The proposed method allows to quantify the audio-to-video alignement manually by giving the user the ability to vizualize the decoded frames and audio waveform side by side and place time makers on it. The delay is computed in both network domain (packet capture timestamps) and media domain (RTP timestamps).
- Setup a test pattern generator in physical space or in the network. The media should consist of identifiable video events synced with audio events like a clap or a dedicated pattern.

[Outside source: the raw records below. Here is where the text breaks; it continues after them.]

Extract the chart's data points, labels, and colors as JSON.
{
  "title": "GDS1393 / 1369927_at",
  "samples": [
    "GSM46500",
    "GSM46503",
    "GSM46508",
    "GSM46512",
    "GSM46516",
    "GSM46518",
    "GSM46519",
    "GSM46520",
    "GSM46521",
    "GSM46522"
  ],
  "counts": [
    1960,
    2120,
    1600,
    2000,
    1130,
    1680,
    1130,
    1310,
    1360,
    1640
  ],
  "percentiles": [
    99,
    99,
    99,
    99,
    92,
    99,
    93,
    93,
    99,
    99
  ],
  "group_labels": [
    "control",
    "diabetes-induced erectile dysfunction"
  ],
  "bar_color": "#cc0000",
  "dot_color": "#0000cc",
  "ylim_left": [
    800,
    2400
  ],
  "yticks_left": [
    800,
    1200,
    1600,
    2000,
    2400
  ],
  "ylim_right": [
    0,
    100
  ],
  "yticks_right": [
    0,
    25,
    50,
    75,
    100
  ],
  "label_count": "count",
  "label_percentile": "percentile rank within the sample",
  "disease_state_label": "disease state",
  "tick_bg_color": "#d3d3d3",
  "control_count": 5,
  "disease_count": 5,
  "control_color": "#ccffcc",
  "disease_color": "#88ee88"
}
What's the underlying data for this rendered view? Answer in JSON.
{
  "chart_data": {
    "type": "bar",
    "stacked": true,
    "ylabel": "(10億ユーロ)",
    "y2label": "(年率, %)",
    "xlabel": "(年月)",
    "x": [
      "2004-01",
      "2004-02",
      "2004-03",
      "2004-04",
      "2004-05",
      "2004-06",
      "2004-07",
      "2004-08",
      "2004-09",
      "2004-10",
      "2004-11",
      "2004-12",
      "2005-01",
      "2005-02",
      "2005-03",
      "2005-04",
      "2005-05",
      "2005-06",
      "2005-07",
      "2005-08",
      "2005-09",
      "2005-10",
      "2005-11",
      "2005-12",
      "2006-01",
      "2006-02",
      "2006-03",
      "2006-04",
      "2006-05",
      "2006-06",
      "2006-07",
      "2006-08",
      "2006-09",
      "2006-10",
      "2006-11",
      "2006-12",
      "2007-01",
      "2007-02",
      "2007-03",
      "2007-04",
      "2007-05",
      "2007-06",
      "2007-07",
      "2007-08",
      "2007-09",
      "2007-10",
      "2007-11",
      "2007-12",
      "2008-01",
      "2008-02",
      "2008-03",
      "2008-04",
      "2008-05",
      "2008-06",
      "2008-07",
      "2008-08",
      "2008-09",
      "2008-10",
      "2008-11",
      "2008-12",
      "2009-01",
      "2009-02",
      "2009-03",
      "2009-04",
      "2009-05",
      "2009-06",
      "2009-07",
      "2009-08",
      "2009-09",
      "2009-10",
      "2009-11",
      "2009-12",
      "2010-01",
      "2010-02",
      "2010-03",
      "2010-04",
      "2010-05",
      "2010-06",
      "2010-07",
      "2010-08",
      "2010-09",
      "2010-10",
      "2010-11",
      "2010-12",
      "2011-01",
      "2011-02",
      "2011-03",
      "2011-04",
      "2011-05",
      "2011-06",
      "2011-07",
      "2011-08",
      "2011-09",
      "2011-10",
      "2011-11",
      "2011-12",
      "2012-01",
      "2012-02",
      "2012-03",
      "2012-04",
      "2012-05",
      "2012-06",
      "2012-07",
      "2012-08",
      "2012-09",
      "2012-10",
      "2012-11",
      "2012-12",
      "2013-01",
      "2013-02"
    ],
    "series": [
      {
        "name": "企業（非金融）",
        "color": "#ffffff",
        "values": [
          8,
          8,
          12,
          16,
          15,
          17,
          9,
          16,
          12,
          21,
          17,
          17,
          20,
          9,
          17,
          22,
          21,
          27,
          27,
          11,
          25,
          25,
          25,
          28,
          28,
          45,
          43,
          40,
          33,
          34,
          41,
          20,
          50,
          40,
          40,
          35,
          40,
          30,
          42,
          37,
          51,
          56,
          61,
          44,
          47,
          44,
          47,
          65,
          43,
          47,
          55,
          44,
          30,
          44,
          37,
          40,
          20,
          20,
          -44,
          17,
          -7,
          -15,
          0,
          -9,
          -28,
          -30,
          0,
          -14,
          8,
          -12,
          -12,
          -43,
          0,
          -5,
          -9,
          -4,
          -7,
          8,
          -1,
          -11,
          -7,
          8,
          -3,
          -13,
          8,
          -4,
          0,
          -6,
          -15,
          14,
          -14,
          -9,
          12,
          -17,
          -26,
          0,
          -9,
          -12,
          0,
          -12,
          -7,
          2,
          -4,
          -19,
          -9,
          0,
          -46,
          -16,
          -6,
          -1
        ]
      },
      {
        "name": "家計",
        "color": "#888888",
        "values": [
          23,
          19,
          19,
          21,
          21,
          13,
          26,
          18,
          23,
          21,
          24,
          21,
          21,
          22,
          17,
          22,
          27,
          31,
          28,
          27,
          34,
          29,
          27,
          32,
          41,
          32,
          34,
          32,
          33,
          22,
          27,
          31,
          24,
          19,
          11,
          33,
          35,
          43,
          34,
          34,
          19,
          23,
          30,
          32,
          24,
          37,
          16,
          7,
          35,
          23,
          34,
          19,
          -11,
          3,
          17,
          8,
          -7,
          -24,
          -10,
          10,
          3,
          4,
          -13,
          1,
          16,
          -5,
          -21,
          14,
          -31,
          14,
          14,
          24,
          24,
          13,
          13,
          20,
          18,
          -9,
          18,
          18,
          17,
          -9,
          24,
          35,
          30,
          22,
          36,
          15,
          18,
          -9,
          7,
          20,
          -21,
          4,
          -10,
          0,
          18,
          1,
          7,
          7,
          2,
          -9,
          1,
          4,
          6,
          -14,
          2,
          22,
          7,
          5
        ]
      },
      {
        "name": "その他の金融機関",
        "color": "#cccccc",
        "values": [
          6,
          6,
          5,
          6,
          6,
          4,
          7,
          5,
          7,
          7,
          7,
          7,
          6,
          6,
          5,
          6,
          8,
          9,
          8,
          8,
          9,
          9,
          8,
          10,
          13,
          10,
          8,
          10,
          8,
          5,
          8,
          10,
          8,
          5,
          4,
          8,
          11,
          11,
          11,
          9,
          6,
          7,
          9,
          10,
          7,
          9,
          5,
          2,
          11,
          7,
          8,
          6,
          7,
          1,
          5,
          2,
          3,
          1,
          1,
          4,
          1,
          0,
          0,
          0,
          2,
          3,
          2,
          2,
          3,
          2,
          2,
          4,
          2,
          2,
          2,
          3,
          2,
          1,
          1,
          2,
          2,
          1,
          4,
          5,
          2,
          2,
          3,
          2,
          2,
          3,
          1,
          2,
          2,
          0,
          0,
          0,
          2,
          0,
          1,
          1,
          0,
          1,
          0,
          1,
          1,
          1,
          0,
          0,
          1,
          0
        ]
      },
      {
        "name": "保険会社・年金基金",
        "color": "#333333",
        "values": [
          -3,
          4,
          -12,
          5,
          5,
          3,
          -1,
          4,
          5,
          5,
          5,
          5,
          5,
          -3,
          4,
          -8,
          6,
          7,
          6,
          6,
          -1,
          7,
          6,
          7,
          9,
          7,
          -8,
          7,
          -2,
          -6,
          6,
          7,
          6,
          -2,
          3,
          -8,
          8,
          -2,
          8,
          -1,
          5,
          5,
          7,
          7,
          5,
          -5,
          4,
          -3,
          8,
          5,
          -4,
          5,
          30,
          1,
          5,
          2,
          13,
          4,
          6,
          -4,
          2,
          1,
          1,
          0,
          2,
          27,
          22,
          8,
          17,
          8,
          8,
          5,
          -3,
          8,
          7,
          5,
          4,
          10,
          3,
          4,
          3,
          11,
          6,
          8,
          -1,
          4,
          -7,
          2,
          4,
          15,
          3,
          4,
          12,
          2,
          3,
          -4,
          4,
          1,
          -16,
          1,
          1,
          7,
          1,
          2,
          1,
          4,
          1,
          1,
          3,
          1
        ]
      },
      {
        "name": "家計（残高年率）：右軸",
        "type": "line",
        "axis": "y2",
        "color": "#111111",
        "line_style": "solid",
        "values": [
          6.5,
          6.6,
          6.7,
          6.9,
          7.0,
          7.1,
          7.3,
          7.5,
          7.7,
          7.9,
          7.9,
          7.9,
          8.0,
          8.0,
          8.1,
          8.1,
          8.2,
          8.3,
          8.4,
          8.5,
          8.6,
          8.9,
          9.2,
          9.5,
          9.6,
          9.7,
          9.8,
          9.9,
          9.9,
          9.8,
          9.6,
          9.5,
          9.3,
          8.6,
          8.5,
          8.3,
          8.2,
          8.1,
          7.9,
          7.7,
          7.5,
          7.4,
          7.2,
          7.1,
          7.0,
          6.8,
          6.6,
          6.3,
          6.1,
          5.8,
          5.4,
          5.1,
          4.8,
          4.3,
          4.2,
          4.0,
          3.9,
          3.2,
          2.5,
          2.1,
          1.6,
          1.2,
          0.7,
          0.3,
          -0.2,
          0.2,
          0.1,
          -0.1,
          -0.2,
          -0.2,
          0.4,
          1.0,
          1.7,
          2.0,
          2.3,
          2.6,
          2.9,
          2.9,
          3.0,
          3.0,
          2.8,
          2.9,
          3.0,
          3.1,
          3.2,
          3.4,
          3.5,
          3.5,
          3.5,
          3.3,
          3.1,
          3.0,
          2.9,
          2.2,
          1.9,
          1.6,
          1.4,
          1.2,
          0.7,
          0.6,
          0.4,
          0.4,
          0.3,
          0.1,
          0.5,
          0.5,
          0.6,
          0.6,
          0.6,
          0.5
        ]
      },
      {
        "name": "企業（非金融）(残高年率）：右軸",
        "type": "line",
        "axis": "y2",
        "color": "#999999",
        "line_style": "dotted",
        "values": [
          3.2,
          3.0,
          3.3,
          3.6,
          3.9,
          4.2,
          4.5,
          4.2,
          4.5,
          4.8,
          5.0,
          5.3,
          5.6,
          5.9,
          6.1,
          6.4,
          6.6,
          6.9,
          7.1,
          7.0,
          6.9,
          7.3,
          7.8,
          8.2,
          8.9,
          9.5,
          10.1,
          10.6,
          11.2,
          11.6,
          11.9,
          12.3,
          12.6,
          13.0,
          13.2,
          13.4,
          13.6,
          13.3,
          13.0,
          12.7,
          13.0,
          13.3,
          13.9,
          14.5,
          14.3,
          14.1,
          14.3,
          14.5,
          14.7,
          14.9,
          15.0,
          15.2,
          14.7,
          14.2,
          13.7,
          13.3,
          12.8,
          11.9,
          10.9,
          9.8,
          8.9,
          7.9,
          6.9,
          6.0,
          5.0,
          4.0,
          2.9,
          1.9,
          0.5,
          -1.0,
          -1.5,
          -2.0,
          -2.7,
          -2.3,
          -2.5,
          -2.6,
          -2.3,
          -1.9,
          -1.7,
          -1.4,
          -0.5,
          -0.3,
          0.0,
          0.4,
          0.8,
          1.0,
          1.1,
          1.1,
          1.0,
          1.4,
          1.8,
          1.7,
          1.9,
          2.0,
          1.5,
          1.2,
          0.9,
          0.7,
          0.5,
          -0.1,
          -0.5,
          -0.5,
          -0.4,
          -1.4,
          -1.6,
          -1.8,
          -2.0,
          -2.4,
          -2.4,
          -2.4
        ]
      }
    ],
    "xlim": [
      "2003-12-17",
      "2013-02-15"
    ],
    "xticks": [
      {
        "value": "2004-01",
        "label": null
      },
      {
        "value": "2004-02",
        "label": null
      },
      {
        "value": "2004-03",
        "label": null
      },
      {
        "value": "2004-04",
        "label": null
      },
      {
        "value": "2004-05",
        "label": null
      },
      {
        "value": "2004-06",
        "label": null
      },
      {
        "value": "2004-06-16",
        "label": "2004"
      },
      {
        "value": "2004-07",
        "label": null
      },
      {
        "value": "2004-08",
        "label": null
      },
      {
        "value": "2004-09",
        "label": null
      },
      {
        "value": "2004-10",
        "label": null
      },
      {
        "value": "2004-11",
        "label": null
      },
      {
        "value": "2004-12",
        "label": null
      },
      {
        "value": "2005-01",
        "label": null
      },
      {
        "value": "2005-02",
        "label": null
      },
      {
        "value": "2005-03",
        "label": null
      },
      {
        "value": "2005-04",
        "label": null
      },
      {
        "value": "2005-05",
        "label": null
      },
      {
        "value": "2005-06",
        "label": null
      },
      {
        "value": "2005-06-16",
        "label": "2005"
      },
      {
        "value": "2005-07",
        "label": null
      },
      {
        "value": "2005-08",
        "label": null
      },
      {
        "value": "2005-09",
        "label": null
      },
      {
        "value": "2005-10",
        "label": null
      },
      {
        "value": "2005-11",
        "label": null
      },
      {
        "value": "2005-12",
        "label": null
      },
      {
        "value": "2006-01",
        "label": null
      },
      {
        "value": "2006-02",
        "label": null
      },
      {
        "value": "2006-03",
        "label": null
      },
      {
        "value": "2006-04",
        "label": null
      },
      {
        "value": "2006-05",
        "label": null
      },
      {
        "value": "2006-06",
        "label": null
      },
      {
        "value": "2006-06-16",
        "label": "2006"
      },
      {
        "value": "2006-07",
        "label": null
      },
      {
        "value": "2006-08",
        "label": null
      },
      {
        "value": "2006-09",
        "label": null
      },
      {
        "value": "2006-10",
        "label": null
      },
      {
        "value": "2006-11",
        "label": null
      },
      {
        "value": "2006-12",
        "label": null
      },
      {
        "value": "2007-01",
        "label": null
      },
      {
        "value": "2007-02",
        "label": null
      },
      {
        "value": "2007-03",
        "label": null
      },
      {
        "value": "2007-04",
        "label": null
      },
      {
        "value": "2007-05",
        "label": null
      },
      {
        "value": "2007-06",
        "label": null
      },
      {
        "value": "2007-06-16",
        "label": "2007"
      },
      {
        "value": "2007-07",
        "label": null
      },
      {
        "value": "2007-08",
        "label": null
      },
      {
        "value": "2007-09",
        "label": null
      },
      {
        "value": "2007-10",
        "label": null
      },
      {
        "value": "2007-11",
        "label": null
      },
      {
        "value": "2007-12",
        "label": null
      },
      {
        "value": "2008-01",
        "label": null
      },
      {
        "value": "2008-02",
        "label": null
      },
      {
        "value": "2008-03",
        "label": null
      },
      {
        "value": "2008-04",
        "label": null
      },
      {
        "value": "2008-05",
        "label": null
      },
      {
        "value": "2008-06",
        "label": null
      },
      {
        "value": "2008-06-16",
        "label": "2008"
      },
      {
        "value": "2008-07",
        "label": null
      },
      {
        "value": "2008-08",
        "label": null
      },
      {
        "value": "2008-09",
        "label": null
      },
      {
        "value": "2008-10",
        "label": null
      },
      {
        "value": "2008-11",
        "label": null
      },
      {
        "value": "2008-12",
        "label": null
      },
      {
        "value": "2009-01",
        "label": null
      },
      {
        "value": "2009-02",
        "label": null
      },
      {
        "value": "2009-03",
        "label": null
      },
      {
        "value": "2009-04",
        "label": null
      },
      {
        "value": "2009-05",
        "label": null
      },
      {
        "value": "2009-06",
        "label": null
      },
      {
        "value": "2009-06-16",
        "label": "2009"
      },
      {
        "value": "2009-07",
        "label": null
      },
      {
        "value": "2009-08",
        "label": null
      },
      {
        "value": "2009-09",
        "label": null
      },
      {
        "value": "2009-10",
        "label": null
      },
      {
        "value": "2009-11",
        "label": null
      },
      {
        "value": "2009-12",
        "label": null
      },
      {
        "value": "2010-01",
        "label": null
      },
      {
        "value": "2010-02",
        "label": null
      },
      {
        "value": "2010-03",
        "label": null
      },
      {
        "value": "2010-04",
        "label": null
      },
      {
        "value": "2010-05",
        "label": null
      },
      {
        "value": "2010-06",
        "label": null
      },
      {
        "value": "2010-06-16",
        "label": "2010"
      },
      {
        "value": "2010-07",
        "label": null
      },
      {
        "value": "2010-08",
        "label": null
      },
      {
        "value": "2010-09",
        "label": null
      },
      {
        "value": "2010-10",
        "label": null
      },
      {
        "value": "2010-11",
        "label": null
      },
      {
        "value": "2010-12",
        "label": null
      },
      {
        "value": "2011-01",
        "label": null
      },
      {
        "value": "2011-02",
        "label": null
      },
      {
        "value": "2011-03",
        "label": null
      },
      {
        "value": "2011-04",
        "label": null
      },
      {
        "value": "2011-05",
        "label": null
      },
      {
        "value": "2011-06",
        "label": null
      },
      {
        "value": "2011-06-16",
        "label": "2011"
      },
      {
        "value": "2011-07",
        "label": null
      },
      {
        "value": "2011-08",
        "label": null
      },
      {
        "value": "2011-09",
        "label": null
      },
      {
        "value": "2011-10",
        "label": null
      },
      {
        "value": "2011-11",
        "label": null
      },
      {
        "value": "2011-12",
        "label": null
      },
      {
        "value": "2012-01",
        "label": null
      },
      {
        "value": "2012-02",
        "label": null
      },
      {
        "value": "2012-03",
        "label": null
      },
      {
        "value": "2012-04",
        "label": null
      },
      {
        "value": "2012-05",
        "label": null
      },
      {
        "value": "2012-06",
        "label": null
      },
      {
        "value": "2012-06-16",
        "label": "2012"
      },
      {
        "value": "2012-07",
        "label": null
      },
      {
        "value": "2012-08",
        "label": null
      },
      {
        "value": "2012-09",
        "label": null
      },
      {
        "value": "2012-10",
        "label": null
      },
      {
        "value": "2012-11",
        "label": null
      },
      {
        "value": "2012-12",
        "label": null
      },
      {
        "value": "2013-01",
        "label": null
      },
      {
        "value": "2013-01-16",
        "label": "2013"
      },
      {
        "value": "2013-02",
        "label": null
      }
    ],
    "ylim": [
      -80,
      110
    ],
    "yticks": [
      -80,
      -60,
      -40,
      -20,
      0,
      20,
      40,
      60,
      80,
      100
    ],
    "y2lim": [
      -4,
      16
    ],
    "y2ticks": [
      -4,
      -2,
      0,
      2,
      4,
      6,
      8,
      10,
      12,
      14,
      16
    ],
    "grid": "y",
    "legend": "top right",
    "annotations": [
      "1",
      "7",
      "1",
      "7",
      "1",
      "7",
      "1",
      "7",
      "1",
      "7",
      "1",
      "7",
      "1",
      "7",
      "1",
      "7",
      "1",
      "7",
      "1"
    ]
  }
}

- Capture both audio and video simultaneously and analyze in LIST
- In
Compare streams
page:- select the capture file
- select either video or audio a
reference
- select the other one as
main
- name the analysis, exple
AV something
- press
Compare
- Then interpret the results
Results | Description |
---|---|
AV Delay (capture time) | This is diff between audio time marker and video time marker. Precision of +/-0.5 field/frame is due the unability to accuratly date natural a event captured by a camera sensor. |
AV Delay (RTP time) | Same but calculated from RTP time markers |
- On frame selection, the video capture time marker corresponds to the capture timestamp of 1st the packet of the frame/field. This works perfectly for a pattern generator, but not 100% accurate for natural feed.
- On audio cursor moved, the audio capture time marker is computed from the the new cursor position on the waveform (relative time) offset by the capture timestamps of the 1st packet of audio stream.
- For both audio and video, RTP time marker = capture time marker - pkt_time_vs_rtp_time (from influxDB).